Bob Hayward, senior vice president and chief research officer, Gartner Research Asia-Pacific, told ZDNet Asia that software developers could be discouraged from creating new software because of the multitude of open-source software available for free. This is further driven by major vendors that are making their software available as open source.
Hayward noted that many of the big software vendors are now evaluating all the software products they produce and identifying those that are strategic to the company, and those that are becoming commoditized.
After they have singled out a software offering which is not core or strategic to their business, or perhaps which is not making money in the market, they then make it open source, he said.
"It has a somewhat paradoxical impact on the market. On one extent, it could be seen as a threat to innovation," Hayward noted. "Let's say some smart kid wants to write the world's greatest piece of software, but (he has) got two problems now. One, he has got to be careful not to be in the way of Microsoft, IBM, Oracle or SAP. If you're on their road, you could be roadkill."
"Two, (even if he wants to) to make money out of this commercial software, he has all these free, open-source software that he has got to try to navigate through," he said. He explained that this young developer, in order to ensure his product is unique and marketable, would have to check that it is not similar to another open-source software that is already available in the market.
But Hayward stressed that this is only "a slightly dampening effect" on innovation. On the other side of the coin, people can take what is available as open source from the market, improve it, add a module, feature or a function, and sell that as their own. "That could be seen as a good thing in terms of innovation," he said.
senior VP and
chief research officer,
This is happening already in the middleware market. For instance, the use of the JBoss open source engine as a standard on application servers is now widespread, even among competing vendors. But vendors differentiate their product offerings from others by adding their own modules on top of the middleware, "and that could be seen an improvement or an innovation," said Hayward.
He is however, skeptical about the spate of big software vendors giving away the source codes of their products. "They are very rational and pragmatic about it. It's good PR (public relations) and they seem to be good corporate citizens giving these contributions to the world," he said.
"Most of the time though, what they're doing is offloading a burden, and basically asking the open-source communities to take on that project," he added.
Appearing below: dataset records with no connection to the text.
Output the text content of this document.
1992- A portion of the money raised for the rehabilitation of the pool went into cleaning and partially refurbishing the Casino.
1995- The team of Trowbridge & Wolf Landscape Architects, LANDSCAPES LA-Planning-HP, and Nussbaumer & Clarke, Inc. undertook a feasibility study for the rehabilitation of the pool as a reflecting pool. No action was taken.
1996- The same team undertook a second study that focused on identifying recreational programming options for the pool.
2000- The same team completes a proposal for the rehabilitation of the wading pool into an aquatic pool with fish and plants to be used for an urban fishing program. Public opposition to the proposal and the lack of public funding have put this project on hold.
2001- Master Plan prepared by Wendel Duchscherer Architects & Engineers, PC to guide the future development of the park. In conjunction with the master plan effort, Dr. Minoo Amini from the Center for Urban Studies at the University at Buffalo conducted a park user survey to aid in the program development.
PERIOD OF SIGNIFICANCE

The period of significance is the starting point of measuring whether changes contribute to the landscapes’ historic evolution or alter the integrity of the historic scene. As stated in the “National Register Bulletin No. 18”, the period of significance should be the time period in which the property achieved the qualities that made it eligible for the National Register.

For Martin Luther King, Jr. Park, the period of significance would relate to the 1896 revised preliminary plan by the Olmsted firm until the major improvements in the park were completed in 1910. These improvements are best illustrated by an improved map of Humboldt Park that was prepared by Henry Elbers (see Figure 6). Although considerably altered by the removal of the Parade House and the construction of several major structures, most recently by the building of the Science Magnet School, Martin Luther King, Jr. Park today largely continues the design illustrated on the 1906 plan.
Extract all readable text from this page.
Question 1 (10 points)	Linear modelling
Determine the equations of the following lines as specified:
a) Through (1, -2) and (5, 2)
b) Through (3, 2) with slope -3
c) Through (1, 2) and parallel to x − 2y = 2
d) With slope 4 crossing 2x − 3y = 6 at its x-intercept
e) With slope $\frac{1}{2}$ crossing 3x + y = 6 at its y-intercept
But he noted that the open-source movement is forcing software vendors to rethink the way they sell their products.
In fact, Hayward foresees a time when customers may not have to pay for software at all. "As a general long-term trend, (open source) is definitely accelerating the move away from software as a revenue stream, and toward services as a revenue stream. Maybe it will come to a day when all software is free, and you'll just pay for support and enhancements.
"Ten to 15 years ago, 80 to 90 percent of big software companies' revenues came from new license sales, and today, this has been reduced to less than 50 percent," he noted. "I cannot see anything happening that would suddenly make people enthusiastic about software licensing again. The trend is moving toward software becoming either free, or paid for as you use it."